L’auteur démontre les facteurs qui ont fait que le Portugal a su se doter d’une personnalité propre. C’est notamment le cas de son encombrant voisinage avec la Castille d’où viennent « ni bons vents ni bons mariages » et qui l’a poussé vers l’expansion maritime, épopée qui commence en 1415 avec la conquête de la place forte de Ceuta en Afrique du Nord.

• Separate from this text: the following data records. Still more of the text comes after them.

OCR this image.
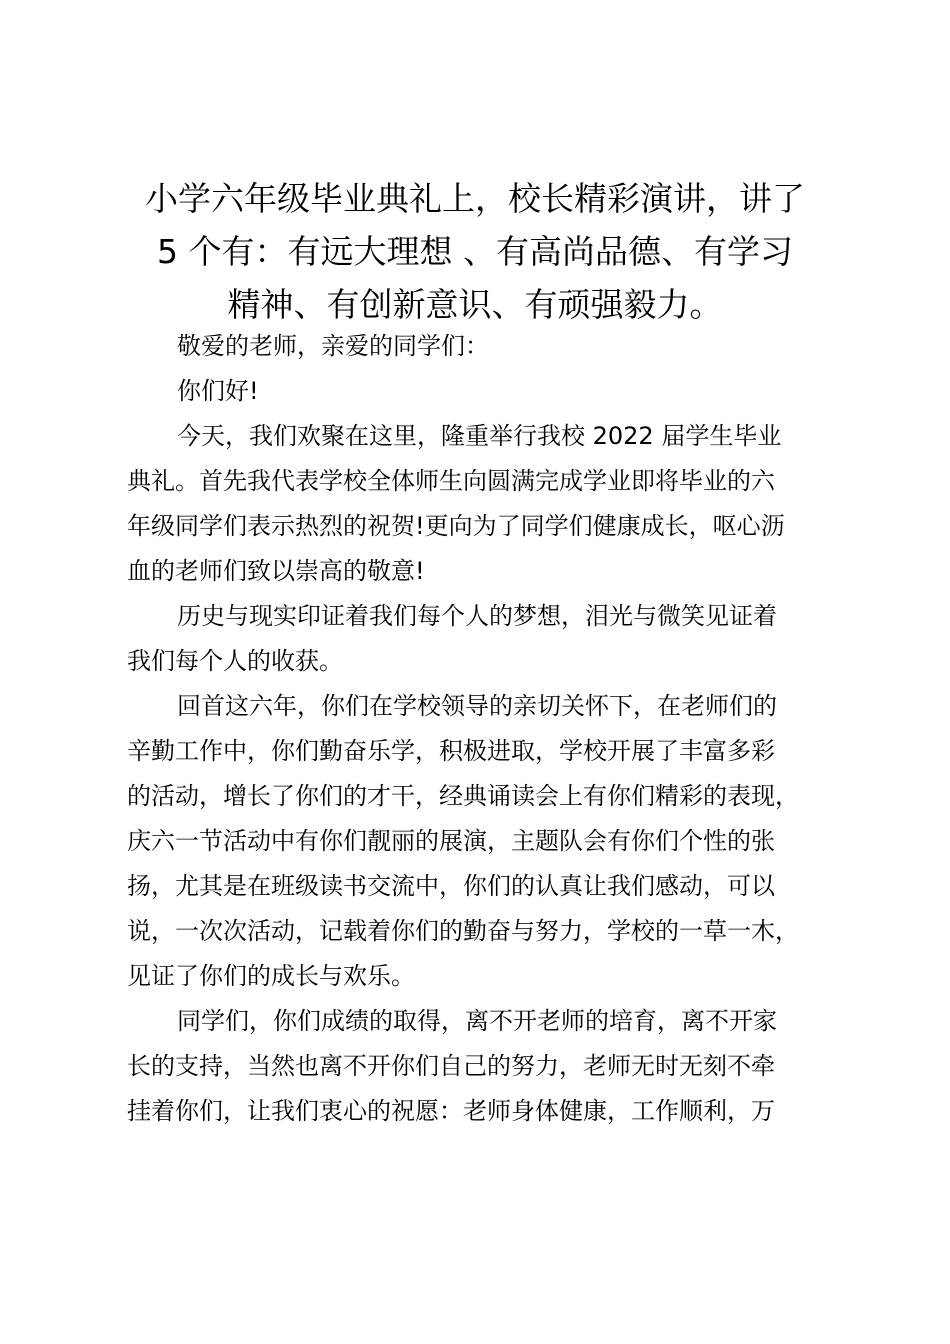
小学六年级毕业典礼上，校长精彩演讲，讲了
5 个有：有远大理想 、有高尚品德、有学习
精神、有创新意识、有顽强毅力。

敬爱的老师，亲爱的同学们：

你们好!

今天，我们欢聚在这里，隆重举行我校 2022 届学生毕业
典礼。首先我代表学校全体师生向圆满完成学业即将毕业的六
年级同学们表示热烈的祝贺!更向为了同学们健康成长，呕心沥
血的老师们致以崇高的敬意!

历史与现实印证着我们每个人的梦想，泪光与微笑见证着
我们每个人的收获。

回首这六年，你们在学校领导的亲切关怀下，在老师们的
辛勤工作中，你们勤奋乐学，积极进取，学校开展了丰富多彩
的活动，增长了你们的才干，经典诵读会上有你们精彩的表现，
庆六一节活动中有你们靓丽的展演，主题队会有你们个性的张
扬，尤其是在班级读书交流中，你们的认真让我们感动，可以
说，一次次活动，记载着你们的勤奋与努力，学校的一草一木，
见证了你们的成长与欢乐。

同学们，你们成绩的取得，离不开老师的培育，离不开家
长的支持，当然也离不开你们自己的努力，老师无时无刻不牵
挂着你们，让我们衷心的祝愿：老师身体健康，工作顺利，万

Mais l’histoire du Portugal c’est surtout celle d’une oscillation pendulaire entre grandeur et décadence, entre quête d’absolu et messianisme entretenu par le sébastianisme, et retour brutal au réel. Le mérite de ce livre érudit et accessible au grand public est qu’il s’appuie sur la riche historiographie portugaise laquelle prend racine au mitan du XIXe siècle, époque qui correspond à l’affirmation relativement tardive de l’idée de nation portugaise, bien après l’affirmation de l’État.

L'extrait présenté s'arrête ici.